14 Nisan 2016 Perşembe

Kusursuz Katil-Ward Larsen

Tanıtım:


Kitabın adı: Kusursuz Katil
Orjinal adı: The Perfect Assassin
Yazarın adı: Ward Larsen
Yayınevi: Agapi
Baskı: 1. Baskı Mart 2016
Alınan tarih: 14 Nisan 2016
Sayfa: 480
Fiyatı: 22₺
Puanım: 8/10


Arka kapak:

Devletlerin, dünya üzerinde kontrolü elde tutmak için verdikleri güç savaşı tarihi yönlendirir.
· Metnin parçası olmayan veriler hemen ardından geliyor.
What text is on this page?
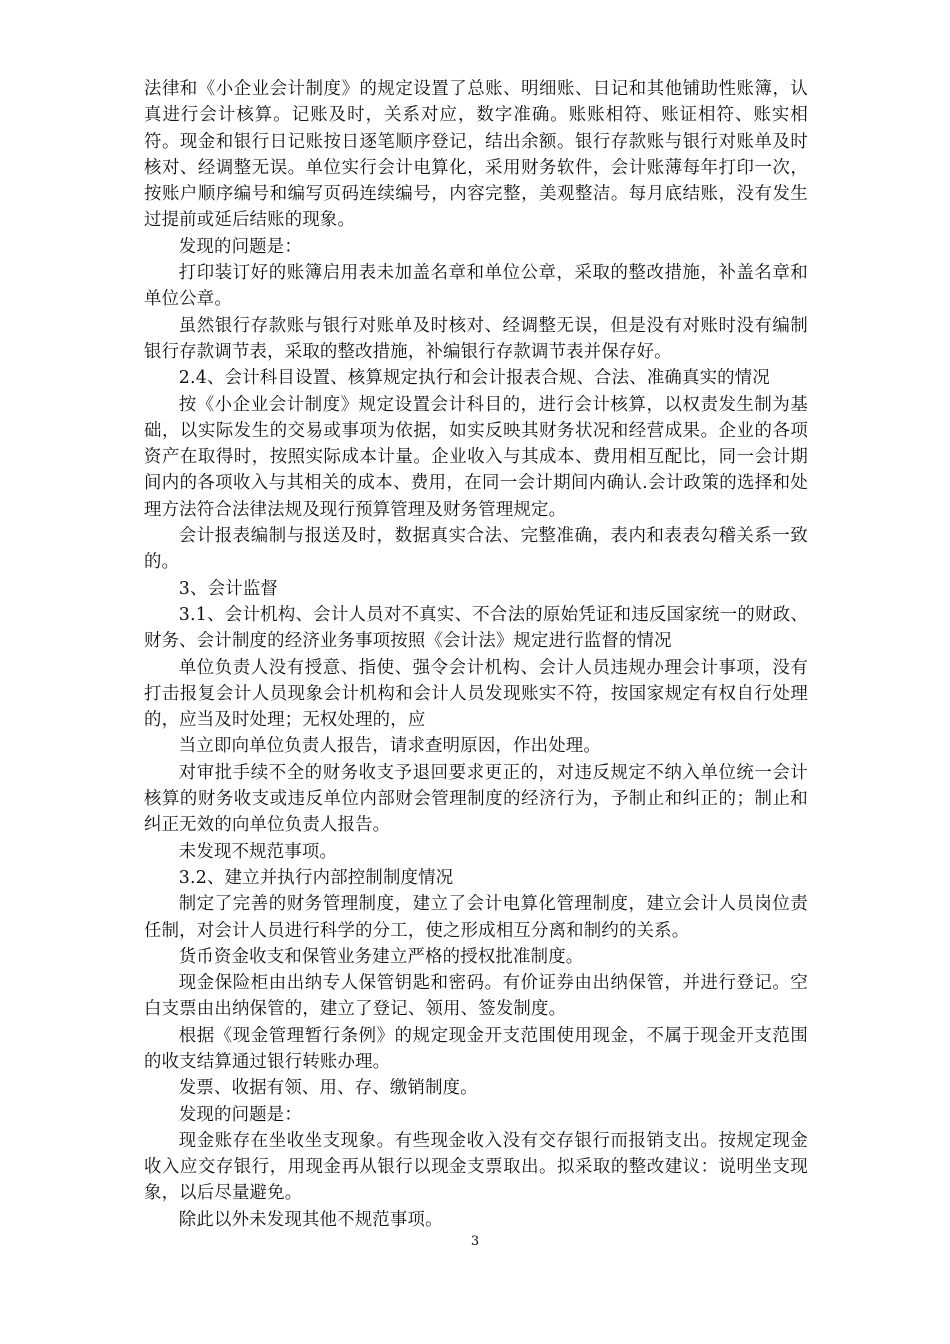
法律和《小企业会计制度》的规定设置了总账、明细账、日记和其他铺助性账簿，认真进行会计核算。记账及时，关系对应，数字准确。账账相符、账证相符、账实相符。现金和银行日记账按日逐笔顺序登记，结出余额。银行存款账与银行对账单及时核对、经调整无误。单位实行会计电算化，采用财务软件，会计账薄每年打印一次，按账户顺序编号和编写页码连续编号，内容完整，美观整洁。每月底结账，没有发生过提前或延后结账的现象。

发现的问题是：

打印装订好的账簿启用表未加盖名章和单位公章，采取的整改措施，补盖名章和单位公章。

虽然银行存款账与银行对账单及时核对、经调整无误，但是没有对账时没有编制银行存款调节表，采取的整改措施，补编银行存款调节表并保存好。

2.4、会计科目设置、核算规定执行和会计报表合规、合法、准确真实的情况

按《小企业会计制度》规定设置会计科目的，进行会计核算，以权责发生制为基础，以实际发生的交易或事项为依据，如实反映其财务状况和经营成果。企业的各项资产在取得时，按照实际成本计量。企业收入与其成本、费用相互配比，同一会计期间内的各项收入与其相关的成本、费用，在同一会计期间内确认.会计政策的选择和处理方法符合法律法规及现行预算管理及财务管理规定。

会计报表编制与报送及时，数据真实合法、完整准确，表内和表表勾稽关系一致的。

3、会计监督

3.1、会计机构、会计人员对不真实、不合法的原始凭证和违反国家统一的财政、财务、会计制度的经济业务事项按照《会计法》规定进行监督的情况

单位负责人没有授意、指使、强令会计机构、会计人员违规办理会计事项，没有打击报复会计人员现象会计机构和会计人员发现账实不符，按国家规定有权自行处理的，应当及时处理；无权处理的，应

当立即向单位负责人报告，请求查明原因，作出处理。

对审批手续不全的财务收支予退回要求更正的，对违反规定不纳入单位统一会计核算的财务收支或违反单位内部财会管理制度的经济行为，予制止和纠正的；制止和纠正无效的向单位负责人报告。

未发现不规范事项。

3.2、建立并执行内部控制制度情况

制定了完善的财务管理制度，建立了会计电算化管理制度，建立会计人员岗位责任制，对会计人员进行科学的分工，使之形成相互分离和制约的关系。

货币资金收支和保管业务建立严格的授权批准制度。

现金保险柜由出纳专人保管钥匙和密码。有价证券由出纳保管，并进行登记。空白支票由出纳保管的，建立了登记、领用、签发制度。

根据《现金管理暂行条例》的规定现金开支范围使用现金，不属于现金开支范围的收支结算通过银行转账办理。

发票、收据有领、用、存、缴销制度。

发现的问题是：

现金账存在坐收坐支现象。有些现金收入没有交存银行而报销支出。按规定现金收入应交存银行，用现金再从银行以现金支票取出。拟采取的整改建议：说明坐支现象，以后尽量避免。

除此以外未发现其他不规范事项。

3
Hiçbir şey göründüğü gibi değildir ve tek bir mükemmel an tarihin akışını değiştirebilir… 

Atlantik Okyanusu’na tek başına açılan Amerikalı genç Doktor Christine Palmer, şaşırtıcı bir keşif yapar; soğuk sularda hayatta kalan bir adam, kurtulmak için ahtapot gibi ona yapışır. Fakat bu sağ kalan kazazedede göründüğünden çok daha fazlası vardır.
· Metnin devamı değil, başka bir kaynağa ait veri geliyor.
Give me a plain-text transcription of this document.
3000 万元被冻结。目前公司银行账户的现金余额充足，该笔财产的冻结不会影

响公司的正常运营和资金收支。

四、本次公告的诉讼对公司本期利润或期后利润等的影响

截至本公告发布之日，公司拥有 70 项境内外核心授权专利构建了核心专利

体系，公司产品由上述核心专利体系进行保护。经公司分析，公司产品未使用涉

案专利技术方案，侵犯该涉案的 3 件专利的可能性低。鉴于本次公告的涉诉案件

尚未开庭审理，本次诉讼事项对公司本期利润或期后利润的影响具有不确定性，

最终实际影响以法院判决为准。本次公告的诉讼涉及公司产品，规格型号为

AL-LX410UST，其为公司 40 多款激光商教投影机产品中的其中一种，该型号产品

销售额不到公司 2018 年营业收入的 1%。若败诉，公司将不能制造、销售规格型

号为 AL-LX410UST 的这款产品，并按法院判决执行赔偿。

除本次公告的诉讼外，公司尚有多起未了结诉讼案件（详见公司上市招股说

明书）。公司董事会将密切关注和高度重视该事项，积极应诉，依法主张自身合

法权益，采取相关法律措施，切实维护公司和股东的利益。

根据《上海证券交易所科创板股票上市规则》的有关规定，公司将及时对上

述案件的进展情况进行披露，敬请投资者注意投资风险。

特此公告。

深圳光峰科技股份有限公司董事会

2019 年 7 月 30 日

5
David Slaton bir Kidon’dur; iyi eğitimli, oldukça titiz ve çok tehlikeli bir suikastçı. Kidon, hem avcı hem de avdır ve kendisiyle beraber çevresindekiler de ciddi bir tehlike içindedir. Bu tehlikeden sıyrılmak için zamana karşı yarışmak zorundadır.
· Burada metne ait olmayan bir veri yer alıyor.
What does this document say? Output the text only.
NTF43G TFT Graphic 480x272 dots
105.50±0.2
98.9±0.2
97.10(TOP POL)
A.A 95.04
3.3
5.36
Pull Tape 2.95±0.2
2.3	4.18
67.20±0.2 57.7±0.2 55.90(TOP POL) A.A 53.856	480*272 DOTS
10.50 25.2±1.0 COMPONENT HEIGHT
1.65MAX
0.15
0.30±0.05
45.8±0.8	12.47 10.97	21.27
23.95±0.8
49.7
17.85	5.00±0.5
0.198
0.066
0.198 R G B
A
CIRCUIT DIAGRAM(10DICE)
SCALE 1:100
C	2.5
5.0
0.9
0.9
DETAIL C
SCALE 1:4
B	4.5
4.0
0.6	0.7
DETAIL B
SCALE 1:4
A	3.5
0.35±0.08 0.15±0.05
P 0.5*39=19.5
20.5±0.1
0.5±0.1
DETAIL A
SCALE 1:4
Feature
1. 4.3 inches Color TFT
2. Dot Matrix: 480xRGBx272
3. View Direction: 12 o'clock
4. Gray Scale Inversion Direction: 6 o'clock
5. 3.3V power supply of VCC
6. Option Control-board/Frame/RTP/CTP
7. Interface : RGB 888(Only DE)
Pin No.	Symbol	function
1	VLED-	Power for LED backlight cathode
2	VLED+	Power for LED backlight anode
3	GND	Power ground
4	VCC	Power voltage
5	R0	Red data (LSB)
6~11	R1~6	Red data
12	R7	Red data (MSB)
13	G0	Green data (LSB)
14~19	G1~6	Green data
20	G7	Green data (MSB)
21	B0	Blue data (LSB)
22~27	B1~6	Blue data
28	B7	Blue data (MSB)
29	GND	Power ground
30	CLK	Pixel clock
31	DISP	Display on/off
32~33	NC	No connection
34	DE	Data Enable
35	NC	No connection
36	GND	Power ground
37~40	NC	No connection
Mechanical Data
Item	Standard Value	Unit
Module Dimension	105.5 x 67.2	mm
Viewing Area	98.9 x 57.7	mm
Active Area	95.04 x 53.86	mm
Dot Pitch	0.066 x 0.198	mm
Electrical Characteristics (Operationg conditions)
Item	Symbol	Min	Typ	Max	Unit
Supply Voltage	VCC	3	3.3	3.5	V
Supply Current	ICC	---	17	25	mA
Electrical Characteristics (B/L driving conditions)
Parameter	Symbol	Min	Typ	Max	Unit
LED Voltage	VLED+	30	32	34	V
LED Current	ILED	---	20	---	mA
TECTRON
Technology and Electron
Ödüllü yazar Ward Larsen, casusluk ve entrikanın çetrefilli öyküsünü, bir keskin nişancı hassasiyetiyle dokumuş.




Yorumum:

Christine Palmer, tek başına Atlantik Okyanusu'na açılmış şekilde karşımıza çıkıyor. Bir anda karşısına suyun içinde yardıma muhtaç bir adam çıkıyor. Adam ingilizce bilmiyor gibi. Söylenenlere ne tepki veriyor ne de konuşuyor.

Devletlerin, dünya üzerinde kontrolü elde tutmak için verdikleri güç savaşı tarihi yönlendirir. Hiçbir şey göründüğü gibi değildir ve tek bir mükemmel an tarihin akışını değiştirebilir…

İşte şu paragraf, suan kitapla ilgili düşüncelerimin bir kısmının özeti gibi.. Her zaman devletler arası politikalardan, entrikalardan, siyasi şaklabanlıklardan, siyasetin magazin bülteni gibi ağıza sakız oluşundan her zaman nefret etmişimdir ve bu kitap bana bir kere daha bunu kanıtladı. Söyleyecek söz bulamıyorum. Okuduğum en stratejik kitaplardan birisiydi. Polisiye-gerilim diye düşündüm başlarken ama şuan okuduğum kitap bunun çok ama çok ötesinde çıktı. Gercekten anlatıma hayran kaldım.

David Slaton bir kidon. Bir suikastçi. Çok tehlikeli ve aranan birisi.

Kitabı okurken Christine'e sinir oldum. Yani resmen dertsiz başına dert aldı. Yahu okyanusa tek başına açılmak neyin nesi!! İnsanlardaki bu ilginç fantaziler beni delirtiyor. Bir film vardı çok oldu izleyeli. Kapak resminde "insanın başına ne gelirse meraktan gelir" yazıyordu. Korku filmiydi ve ciddi anlamda meraklı insanların başına gelen dehşet olayları anlatıyordu. İşte macerayı her zaman çok abartılı aramamak lazım sanırım. Kadın başına derdin ne Christine.. 

Okuduğum satırlar su gibi aktı. Kendimi bir film karesinin ortasında gibi hissettim sürekli. Devletler arasındaki gizli olaylar gerçekten sinirimi bozdu. Durumdan cok bahsetmek istemiyorum çünkü zaten tadı orada.

Kitap çok ilginç geldi bana. Kitabı sevdim. Ama benim icin tahmin edilebilir bir sondu. Okumak isteyenler bence bekletmesin. Güzel bir kitap okuyacaksınız.